Le poulet : 2 blancs ou 4 hauts de cuisse désossés, 500 g en tout, pochés dans 1 litre d'eau salée avec 3 rondelles de gingembre et 1 oignon nouveau, portés à ébullition puis feu baissé au frémissement, douze minutes pour les blancs, quinze pour les cuisses, puis refroidis dans leur bouillon vingt minutes : la chair reste juteuse, et le bouillon se garde pour une soupe. Tièdes, effilochés à la main, dans le sens des fibres, en filaments de la taille d'une allumette : la surface irrégulière retient la sauce, ce qu'une coupe nette au couteau ne fait pas. Le chou : 400 g de chou blanc, ou de chou pointu, émincé au fil du rasoir à la mandoline ou au couteau, en lanières d'un millimètre, salé d'une cuillère à café de sel, malaxé, dix minutes, puis pressé par poignées et l'eau jetée : il est devenu souple sans être mou, et il ne détrempera pas la salade. 1 carotte en julienne fine, mêlée au chou. 1 petit oignon rouge émincé très fin, passé dix minutes dans 2 cuillères de vinaigre de riz et une pincée de sucre pour l'adoucir et le rosir.

Le nuoc cham, la sauce de tout le Vietnam : 4 cuillères à soupe de nuoc-mâm, la sauce de poisson, 4 cuillères de jus de citron vert, 3 cuillères de sucre, 6 cuillères d'eau, 1 gousse d'ail hachée très fin, 1 piment rouge émincé, le sucre dissous. Puis le geste vietnamien : on goûte, et l'on règle à la goutte, du citron si elle est plate, du sucre si elle est aigre, de l'eau si elle est trop salée, jusqu'à ce que les trois s'équilibrent et qu'aucun ne domine ; chaque cuisinière a la sienne et chaque nuoc-mâm est différent. Les herbes, en quantité de légume : 30 g de menthe, 30 g de coriandre, et si l'on en trouve, du rau ram, la coriandre vietnamienne, poivrée, qui est l'herbe du goi ga ; feuilles entières ou grossièrement déchirées, jamais hachées. Les croquants : 50 g de cacahuètes grillées à sec et concassées, 3 cuillères d'échalotes frites, du commerce ou maison, des échalotes en rondelles frites doucement dans l'huile jusqu'au doré.

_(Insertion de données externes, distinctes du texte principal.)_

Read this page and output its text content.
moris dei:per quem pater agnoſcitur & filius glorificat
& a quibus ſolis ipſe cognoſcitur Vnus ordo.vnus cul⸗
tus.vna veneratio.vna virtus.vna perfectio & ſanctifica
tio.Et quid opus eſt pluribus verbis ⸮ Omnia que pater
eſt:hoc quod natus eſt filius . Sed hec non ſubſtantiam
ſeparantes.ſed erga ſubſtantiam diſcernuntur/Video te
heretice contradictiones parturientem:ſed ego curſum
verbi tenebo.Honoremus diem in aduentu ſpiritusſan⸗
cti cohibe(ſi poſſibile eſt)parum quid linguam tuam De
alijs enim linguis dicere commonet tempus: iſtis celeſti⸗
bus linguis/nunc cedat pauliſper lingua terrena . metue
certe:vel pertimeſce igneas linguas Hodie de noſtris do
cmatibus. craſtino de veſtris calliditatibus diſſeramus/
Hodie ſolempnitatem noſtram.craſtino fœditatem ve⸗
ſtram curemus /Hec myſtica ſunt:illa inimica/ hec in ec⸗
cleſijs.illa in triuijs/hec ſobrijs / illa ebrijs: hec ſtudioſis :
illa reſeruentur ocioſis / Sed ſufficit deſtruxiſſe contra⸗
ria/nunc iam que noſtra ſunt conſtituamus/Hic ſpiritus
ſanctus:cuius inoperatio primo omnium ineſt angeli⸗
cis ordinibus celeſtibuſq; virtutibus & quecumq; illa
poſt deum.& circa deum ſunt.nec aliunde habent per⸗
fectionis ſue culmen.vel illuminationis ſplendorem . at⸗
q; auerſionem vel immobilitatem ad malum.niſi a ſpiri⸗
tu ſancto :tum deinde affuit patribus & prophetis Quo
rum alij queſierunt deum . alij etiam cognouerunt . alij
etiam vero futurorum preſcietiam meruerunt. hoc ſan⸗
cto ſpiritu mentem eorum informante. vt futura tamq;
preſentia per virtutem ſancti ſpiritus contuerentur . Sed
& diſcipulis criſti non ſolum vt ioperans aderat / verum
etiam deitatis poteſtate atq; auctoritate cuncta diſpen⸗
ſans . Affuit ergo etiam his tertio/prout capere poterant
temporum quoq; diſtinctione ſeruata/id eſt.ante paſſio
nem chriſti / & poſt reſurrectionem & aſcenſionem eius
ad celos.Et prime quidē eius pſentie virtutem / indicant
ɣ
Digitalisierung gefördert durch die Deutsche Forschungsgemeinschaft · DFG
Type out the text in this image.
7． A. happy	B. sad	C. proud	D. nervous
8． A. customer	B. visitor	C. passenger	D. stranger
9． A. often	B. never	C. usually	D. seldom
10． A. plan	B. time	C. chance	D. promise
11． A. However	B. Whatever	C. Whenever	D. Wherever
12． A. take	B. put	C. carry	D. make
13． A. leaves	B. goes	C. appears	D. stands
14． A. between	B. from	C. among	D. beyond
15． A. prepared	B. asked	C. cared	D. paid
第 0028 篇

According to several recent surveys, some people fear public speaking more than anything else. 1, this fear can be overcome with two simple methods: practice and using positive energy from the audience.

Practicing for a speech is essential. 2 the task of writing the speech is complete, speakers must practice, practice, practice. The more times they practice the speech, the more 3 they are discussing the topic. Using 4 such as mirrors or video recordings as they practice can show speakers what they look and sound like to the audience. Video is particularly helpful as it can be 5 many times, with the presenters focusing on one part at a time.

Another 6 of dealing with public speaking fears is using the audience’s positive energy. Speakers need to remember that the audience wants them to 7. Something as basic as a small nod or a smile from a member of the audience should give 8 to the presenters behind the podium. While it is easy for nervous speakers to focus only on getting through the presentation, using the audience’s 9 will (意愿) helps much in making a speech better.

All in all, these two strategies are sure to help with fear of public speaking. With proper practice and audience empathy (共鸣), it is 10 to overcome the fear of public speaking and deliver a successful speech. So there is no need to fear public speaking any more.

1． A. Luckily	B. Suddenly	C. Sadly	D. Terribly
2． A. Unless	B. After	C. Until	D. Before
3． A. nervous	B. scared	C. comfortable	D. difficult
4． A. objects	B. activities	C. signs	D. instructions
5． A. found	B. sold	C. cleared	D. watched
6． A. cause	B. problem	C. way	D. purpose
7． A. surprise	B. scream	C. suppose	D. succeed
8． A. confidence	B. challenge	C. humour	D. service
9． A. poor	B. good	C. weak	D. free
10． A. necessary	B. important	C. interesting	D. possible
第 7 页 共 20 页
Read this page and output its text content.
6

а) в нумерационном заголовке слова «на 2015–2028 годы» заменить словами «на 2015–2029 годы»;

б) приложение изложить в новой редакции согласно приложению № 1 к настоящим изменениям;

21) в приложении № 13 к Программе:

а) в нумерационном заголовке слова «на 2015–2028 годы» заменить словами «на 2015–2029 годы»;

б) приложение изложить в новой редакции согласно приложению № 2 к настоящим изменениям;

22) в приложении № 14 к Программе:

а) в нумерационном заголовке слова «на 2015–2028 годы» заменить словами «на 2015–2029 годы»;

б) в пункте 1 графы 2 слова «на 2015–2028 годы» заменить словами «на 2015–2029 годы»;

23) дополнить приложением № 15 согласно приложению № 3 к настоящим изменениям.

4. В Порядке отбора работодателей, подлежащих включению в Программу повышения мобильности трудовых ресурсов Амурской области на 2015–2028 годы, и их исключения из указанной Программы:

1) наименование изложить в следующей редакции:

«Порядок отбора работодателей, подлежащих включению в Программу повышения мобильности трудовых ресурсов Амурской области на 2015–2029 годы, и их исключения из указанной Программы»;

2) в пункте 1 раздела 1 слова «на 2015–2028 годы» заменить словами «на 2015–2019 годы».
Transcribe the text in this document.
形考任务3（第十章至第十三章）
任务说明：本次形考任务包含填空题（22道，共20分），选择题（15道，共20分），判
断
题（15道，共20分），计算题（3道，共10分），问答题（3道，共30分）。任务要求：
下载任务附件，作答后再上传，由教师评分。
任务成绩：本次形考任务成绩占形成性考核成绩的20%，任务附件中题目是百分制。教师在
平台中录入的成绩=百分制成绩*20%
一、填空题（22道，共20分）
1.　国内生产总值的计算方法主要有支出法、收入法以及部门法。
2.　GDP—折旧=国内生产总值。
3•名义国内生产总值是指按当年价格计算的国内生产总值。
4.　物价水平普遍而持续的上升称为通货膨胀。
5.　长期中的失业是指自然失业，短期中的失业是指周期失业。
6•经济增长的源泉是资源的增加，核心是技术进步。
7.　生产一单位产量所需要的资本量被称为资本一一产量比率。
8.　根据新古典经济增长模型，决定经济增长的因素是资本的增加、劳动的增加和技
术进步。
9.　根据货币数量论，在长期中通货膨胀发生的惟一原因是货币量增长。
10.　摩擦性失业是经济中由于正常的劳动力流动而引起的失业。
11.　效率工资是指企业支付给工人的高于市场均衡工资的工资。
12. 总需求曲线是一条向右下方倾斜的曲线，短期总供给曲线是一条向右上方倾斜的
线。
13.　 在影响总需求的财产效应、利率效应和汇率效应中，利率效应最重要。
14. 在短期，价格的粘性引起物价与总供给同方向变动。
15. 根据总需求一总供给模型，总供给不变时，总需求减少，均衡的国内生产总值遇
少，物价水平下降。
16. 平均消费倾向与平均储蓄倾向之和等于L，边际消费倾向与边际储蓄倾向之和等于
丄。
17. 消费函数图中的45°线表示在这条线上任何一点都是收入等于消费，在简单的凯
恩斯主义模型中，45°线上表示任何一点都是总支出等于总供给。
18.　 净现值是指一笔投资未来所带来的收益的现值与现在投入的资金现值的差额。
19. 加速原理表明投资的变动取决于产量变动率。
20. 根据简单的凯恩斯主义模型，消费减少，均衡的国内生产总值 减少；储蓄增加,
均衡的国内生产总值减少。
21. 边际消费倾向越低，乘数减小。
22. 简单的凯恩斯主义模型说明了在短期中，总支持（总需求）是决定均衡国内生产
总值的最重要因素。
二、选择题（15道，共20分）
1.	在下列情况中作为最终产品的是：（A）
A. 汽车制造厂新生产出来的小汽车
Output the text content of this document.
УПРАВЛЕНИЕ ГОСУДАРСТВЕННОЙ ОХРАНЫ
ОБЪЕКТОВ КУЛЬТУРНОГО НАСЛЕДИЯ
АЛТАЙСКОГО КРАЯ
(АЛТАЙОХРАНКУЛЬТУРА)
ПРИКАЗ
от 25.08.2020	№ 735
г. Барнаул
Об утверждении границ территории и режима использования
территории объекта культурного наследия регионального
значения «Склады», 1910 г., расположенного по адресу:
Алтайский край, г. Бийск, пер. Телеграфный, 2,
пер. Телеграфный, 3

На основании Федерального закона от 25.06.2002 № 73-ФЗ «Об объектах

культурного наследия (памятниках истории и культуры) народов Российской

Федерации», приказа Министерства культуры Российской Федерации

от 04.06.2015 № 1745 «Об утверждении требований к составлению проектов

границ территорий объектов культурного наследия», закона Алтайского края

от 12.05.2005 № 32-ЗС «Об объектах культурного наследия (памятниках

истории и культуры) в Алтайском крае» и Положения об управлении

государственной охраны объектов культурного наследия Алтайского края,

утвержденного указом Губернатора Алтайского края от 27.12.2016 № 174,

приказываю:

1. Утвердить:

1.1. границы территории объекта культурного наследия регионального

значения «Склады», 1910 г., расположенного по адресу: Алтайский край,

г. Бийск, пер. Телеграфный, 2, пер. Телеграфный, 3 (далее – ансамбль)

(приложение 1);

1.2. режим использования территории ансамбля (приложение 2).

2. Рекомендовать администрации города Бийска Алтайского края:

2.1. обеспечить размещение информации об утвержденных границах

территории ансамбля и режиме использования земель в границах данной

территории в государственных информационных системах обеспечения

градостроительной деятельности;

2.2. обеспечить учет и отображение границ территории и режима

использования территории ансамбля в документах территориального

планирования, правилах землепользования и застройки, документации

L'assemblage, au moment de servir : dans un grand saladier, le chou et la carotte, le poulet effiloché, l'oignon rouge égoutté, la moitié des herbes, et les deux tiers du nuoc cham, mêlés à la main, en soulevant, sans écraser. Goûté : la salade doit être vive, salée, aigre, à peine sucrée, et l'on rajoute de la sauce si le chou l'a bue. Dressée en dôme sur un plat, le reste des herbes par-dessus, les cacahuètes et les échalotes frites au dernier moment pour qu'elles restent croquantes, un quartier de citron vert, du piment frais pour qui veut. Servie aussitôt, à température ambiante, avec des chips de crevettes ou du riz, et, si l'on a poché un poulet entier, la soupe de riz faite du bouillon. Après dix minutes, le chou s'affaisse un peu et la salade est encore meilleure ; après une heure, elle est fatiguée.